In anger, the elder son refuses to join in the celebration, thus physically distancing himself from his family and his own role as elder son in a celebration of this kind. “At such a banquet the older son has a special semi-official responsibility. He is expected to move among the guests, offering compliments, making sure everyone has enough to eat, ordering the servants around and, in general, becoming a sort of major-domo of the feast. [Baily, 294]

His refusal to enter his own home is also a refusal to share in the meal, a symbolic act of epic proportions in a culture where kinship boundaries are secured through the sharing of food. In his reply to the elder brother, the slave had referred to “your brother” and “your father,” but the elder son’s actions reveal a different understanding of familial relations. When addressing his father, he does not name him as “Father.” Similarly, the younger son is only “your son” – pointedly not “my brother.” Clearly the elder brother does not support his father’s resolution concerning the younger son.
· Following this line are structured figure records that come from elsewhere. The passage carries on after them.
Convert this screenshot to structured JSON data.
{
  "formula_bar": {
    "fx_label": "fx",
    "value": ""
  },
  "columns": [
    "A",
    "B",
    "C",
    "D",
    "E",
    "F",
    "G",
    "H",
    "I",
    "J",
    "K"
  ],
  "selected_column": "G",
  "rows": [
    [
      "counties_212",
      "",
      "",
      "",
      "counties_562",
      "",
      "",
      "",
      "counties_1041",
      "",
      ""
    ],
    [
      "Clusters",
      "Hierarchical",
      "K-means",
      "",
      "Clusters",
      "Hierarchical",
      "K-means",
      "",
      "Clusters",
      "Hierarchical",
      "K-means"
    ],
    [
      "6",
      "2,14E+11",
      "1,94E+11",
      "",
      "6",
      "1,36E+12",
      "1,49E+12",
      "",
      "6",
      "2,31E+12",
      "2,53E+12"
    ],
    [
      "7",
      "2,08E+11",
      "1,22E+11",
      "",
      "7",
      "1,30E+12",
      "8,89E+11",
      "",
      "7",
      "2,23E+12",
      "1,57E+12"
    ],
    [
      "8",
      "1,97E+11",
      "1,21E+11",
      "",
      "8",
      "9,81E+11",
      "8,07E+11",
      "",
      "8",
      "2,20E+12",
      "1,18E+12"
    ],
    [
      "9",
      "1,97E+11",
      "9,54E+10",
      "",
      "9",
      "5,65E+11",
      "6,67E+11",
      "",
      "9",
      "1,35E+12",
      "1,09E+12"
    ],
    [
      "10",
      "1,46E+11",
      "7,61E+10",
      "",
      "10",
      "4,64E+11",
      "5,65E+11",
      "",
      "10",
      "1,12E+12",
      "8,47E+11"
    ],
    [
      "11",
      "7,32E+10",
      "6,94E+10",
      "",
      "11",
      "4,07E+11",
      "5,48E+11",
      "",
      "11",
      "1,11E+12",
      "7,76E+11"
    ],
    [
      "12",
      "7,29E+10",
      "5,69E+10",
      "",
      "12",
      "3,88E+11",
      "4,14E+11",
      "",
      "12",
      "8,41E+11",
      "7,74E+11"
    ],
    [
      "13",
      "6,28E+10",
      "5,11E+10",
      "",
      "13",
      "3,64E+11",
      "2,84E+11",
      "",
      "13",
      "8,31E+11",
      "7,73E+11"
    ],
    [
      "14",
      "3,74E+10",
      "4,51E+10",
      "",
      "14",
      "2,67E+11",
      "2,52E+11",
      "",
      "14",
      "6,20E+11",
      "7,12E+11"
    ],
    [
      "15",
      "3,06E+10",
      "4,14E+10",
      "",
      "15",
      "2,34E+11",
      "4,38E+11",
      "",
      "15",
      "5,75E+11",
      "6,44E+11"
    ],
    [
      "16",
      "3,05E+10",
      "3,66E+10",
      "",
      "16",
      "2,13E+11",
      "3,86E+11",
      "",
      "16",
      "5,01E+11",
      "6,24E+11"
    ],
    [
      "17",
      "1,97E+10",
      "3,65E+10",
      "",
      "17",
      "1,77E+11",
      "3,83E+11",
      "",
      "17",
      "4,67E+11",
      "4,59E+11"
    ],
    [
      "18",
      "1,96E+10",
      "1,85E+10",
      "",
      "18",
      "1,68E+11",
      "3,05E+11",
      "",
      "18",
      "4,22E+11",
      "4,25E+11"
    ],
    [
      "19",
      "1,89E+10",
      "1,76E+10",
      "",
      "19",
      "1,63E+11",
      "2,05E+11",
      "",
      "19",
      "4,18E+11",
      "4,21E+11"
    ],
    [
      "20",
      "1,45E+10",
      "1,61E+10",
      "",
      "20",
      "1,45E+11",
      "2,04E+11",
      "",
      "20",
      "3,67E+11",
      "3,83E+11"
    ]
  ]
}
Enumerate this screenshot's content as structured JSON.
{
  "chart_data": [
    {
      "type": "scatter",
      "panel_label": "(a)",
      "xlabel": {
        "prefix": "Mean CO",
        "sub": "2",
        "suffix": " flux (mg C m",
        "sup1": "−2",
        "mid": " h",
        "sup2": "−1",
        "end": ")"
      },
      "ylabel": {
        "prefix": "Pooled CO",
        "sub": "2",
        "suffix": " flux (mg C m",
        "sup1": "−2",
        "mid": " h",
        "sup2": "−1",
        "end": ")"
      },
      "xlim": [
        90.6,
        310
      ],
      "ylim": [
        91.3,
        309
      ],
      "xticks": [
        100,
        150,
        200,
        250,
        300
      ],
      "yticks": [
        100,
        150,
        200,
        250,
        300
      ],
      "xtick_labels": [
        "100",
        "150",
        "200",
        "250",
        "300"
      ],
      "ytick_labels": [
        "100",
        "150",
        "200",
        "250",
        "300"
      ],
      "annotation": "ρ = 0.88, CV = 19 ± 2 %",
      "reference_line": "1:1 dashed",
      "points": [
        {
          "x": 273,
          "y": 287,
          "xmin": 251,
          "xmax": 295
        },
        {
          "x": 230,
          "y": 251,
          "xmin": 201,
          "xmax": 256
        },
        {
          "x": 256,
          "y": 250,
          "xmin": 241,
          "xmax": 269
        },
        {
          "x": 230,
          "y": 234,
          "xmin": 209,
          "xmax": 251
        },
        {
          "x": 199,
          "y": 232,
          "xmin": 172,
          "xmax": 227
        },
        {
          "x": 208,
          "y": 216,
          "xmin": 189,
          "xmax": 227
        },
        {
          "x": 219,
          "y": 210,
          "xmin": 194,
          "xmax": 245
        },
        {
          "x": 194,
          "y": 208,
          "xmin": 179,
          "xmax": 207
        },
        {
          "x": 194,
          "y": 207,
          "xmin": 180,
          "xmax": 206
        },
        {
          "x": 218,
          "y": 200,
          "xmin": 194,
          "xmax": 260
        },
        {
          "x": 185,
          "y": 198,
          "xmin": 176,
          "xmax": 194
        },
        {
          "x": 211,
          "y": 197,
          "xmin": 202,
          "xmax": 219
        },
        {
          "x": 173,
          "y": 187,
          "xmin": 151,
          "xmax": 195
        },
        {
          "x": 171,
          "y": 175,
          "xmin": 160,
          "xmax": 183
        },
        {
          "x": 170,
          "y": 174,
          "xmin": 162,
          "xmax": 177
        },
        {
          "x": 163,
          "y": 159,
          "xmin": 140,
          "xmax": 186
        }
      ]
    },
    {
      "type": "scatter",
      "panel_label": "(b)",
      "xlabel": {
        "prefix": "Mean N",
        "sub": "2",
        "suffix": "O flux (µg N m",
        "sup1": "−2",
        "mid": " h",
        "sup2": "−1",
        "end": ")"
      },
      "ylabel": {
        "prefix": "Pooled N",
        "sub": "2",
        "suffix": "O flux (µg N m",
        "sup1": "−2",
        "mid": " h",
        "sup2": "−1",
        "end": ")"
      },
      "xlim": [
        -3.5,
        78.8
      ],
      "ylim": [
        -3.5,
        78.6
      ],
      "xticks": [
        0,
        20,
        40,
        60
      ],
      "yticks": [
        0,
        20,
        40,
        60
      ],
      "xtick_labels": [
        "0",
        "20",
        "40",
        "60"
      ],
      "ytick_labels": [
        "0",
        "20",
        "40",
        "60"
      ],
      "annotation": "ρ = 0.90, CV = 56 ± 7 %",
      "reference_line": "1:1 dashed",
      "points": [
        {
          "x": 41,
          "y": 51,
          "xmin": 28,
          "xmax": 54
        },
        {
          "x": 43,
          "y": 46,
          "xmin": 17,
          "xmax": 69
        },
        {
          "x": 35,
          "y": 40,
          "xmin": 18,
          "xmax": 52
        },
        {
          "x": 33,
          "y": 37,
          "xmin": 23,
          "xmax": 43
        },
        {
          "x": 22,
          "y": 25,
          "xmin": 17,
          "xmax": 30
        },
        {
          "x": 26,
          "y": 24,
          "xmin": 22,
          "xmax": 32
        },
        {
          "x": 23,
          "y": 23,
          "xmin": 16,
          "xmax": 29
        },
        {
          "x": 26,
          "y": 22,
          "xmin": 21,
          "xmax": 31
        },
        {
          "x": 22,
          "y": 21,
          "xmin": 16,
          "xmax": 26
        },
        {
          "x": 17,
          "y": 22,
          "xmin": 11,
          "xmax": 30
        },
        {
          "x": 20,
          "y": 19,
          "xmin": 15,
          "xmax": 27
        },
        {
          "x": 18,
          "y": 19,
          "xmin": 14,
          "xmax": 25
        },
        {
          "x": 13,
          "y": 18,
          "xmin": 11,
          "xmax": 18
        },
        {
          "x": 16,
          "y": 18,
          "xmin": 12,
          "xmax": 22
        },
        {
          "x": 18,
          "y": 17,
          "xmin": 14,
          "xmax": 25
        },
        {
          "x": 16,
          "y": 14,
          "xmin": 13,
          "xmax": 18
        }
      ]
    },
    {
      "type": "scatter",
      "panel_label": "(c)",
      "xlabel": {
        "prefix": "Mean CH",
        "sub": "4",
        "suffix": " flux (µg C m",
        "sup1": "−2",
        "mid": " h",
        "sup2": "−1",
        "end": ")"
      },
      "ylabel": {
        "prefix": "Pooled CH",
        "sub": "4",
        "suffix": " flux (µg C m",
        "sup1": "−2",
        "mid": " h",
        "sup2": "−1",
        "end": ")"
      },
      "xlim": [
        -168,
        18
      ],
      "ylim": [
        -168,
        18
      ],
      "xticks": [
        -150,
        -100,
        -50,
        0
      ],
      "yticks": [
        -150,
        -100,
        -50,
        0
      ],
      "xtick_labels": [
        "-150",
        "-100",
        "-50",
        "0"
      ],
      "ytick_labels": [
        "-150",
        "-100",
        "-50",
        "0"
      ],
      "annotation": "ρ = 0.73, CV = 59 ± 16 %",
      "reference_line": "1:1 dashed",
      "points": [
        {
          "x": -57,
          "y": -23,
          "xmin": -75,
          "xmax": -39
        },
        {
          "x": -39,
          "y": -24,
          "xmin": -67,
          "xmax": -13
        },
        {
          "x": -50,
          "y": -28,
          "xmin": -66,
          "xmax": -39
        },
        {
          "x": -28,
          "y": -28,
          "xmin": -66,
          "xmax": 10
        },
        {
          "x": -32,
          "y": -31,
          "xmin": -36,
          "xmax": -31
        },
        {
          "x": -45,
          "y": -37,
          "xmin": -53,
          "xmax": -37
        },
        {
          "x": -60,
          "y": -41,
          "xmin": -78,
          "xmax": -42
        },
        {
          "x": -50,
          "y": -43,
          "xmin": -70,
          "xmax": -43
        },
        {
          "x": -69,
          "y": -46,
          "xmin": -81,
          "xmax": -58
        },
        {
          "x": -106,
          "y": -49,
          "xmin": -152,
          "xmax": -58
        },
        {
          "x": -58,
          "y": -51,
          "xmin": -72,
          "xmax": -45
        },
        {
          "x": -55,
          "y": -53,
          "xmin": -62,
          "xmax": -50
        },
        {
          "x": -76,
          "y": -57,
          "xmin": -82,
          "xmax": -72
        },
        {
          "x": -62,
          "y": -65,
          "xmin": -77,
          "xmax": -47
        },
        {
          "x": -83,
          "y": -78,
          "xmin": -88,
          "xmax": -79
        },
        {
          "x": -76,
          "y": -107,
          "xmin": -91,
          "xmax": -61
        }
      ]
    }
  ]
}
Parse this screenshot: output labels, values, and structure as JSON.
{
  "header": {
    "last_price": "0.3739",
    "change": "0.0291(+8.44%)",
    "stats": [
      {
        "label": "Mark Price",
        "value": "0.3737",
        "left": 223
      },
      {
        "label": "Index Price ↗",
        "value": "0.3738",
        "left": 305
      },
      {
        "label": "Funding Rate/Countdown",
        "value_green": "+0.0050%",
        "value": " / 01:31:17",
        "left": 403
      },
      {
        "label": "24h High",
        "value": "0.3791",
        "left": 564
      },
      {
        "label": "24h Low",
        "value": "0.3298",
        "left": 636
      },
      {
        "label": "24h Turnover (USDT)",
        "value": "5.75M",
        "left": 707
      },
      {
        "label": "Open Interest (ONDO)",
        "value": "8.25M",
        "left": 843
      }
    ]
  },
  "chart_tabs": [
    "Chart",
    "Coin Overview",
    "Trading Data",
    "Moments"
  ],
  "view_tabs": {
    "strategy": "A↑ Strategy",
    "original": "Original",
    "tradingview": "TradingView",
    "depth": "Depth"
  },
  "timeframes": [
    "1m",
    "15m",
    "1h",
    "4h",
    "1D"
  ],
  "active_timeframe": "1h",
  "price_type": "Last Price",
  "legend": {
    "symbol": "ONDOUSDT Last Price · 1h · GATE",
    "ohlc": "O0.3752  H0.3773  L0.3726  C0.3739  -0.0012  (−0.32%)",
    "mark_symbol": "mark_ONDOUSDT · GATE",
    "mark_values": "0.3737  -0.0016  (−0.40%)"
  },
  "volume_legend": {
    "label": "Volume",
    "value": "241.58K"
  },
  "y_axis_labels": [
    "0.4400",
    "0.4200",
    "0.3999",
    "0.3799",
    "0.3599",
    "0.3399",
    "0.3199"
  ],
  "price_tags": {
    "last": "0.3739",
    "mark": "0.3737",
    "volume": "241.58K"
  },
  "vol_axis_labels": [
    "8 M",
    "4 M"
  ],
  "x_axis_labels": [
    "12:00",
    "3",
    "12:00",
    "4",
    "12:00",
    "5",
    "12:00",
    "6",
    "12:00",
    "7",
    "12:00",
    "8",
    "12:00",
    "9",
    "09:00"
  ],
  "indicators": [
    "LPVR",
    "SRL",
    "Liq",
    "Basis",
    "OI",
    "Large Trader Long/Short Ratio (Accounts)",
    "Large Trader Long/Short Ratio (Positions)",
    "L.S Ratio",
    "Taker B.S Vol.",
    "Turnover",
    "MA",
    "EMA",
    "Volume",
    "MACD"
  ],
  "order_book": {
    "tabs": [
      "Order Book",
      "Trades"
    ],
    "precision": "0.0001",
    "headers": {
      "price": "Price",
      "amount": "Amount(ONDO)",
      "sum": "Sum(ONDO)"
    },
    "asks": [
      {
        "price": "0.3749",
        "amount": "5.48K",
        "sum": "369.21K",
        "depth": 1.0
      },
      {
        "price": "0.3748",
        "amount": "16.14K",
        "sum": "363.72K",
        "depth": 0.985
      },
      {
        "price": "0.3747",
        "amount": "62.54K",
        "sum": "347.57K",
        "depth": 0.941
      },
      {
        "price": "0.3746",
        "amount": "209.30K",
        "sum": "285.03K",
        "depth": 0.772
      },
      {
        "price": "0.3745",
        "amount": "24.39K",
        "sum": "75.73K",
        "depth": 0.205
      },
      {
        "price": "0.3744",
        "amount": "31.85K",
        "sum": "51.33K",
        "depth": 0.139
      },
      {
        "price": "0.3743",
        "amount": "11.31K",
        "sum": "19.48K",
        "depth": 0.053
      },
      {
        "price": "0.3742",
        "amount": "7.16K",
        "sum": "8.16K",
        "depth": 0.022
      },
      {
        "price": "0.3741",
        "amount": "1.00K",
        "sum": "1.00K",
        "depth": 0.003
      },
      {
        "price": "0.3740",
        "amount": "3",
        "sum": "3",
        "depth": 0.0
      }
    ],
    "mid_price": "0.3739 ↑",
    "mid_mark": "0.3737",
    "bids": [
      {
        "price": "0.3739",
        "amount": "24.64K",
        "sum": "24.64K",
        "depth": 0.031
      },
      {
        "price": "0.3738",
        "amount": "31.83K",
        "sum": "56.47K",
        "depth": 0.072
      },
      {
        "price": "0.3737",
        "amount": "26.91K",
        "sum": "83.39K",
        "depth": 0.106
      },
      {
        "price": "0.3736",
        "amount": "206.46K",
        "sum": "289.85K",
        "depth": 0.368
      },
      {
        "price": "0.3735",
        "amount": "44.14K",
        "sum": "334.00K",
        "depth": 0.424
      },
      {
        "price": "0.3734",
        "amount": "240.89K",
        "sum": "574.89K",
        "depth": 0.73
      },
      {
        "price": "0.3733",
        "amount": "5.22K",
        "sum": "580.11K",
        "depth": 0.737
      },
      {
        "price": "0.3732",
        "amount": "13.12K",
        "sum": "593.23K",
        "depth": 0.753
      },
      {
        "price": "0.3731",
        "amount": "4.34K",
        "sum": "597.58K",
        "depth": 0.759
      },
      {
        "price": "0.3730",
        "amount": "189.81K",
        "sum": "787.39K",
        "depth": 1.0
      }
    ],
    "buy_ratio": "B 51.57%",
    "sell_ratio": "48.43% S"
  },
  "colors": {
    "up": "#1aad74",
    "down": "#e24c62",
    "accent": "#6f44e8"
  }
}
The elder son’s anger and self-righteousness make him resentful; not even the return of his brother will make him share the family celebration. The tragedy here is that while the older son has never left home, never disobeyed, and has “slaved” faithfully – he has also never felt rewarded and thus resents the father’s joy at his brother’s return. In contrast to joy, the older son feels anger or rage which is freely expressed in every gesture (refusal to enter the house) and word (his responses to his father). The anger he feels for his father is transferred to his brother. The older son has not only failed to recognize his privileged position with his father, but he is also blind to the fact that his father offers him the same constant care and concern – the father comes out to him also, seeking what is being lost.

Again the pivot is the father’s love. He goes out to the elder son as he had gone out to the younger. He wants both of them to be happy. The elder son cannot see beyond propriety and is trapped in his own righteousness. The father does not deny the faithfulness of his elder son. He implies that all that is beside the point at this special moment. Something far more important is going on: a son and brother has returned from the dead. Everything else fades before that fact: “But now we must celebrate and rejoice!” Within the father’s words is this key message: “one cannot be a son without also being a brother.”

The father has extended unconditional forgiveness to both sons prior to their repentance. Despite each son’s contemptuous behavior, the father assures them they are loved and belong. The attitude of the father is not determined by their attitude, but by his own attitude.  Martin Luther’s first thesis was that “the entire life of the believer should be one of repentance.”  While doctrinally correct, it is not achievable in human effort. Even the mostly stoutly religious, in the end, must rely on the grace of God.  When all is said and done in this life, having lived well or not, one must leave all in the hands of a merciful and gracious God.